Member of the Wyoming House of Representatives from the 33rd district
- In office January 2, 2023 – January 6, 2025
- Preceded by: Andi LeBeau
- Succeeded by: Ivan Posey

Personal details
- Born: Cache County, Utah, U.S.
- Party: Republican
- Children: 3
- Education: Utah State University (ASN) Weber State University (BSN) University of Colorado Denver (MSN)

= Sarah Penn =

American politician

Sarah Penn is an American politician and nurse practitioner who served as a member of the Wyoming House of Representatives for the 33rd district. Elected in November 2022, she assumed office on January 2, 2023.
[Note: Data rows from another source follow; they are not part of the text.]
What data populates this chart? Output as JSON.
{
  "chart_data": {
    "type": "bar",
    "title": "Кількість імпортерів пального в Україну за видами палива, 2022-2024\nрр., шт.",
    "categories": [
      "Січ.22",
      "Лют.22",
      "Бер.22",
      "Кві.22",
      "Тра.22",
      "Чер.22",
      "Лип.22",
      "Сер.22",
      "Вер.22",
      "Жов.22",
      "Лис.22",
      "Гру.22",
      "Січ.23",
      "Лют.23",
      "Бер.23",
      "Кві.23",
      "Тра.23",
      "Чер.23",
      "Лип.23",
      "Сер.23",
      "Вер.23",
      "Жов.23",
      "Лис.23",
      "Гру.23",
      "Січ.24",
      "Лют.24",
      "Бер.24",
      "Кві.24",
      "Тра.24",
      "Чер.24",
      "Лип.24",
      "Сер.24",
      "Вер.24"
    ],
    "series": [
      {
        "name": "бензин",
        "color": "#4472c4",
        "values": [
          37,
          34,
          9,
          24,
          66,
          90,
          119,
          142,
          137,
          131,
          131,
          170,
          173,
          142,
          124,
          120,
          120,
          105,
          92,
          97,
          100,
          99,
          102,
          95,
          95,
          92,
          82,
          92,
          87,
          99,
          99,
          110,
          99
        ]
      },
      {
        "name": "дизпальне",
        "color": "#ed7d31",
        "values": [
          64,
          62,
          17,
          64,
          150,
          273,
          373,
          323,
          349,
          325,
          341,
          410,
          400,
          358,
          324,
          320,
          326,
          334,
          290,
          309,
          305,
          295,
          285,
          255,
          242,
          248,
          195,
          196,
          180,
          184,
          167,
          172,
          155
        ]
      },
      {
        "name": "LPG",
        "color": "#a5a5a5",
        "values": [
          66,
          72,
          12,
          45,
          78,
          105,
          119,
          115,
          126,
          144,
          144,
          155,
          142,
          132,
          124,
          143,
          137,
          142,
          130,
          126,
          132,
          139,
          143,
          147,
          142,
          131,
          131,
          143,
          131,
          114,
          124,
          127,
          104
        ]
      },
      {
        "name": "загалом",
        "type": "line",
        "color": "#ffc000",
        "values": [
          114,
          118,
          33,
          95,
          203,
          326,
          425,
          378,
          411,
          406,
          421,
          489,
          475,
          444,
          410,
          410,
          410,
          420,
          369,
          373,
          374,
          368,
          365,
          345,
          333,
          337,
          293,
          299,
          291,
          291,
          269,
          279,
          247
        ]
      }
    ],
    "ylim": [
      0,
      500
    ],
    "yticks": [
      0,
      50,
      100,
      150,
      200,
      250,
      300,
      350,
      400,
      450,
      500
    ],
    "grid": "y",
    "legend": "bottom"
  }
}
== Early life and education ==
A native of Cache County, Utah, Penn graduated from Mountain Crest High School. She earned an Associate of Science in nursing from Utah State University, a Bachelor of Science in nursing from Weber State University, and a Master of Science in nursing from the Anschutz Medical Campus at the University of Colorado Denver.

== Career ==
Penn worked as a family nurse practitioner in Denver before moving to Green River, Wyoming, and later Lander, Wyoming. She was elected to the Wyoming House of Representatives in November 2022.

In the 2024 Wyoming House of Representatives election, she was unseated by Democratic candidate Ivan Posey.

== Personal life ==
Penn and her husband, Nate, have three children.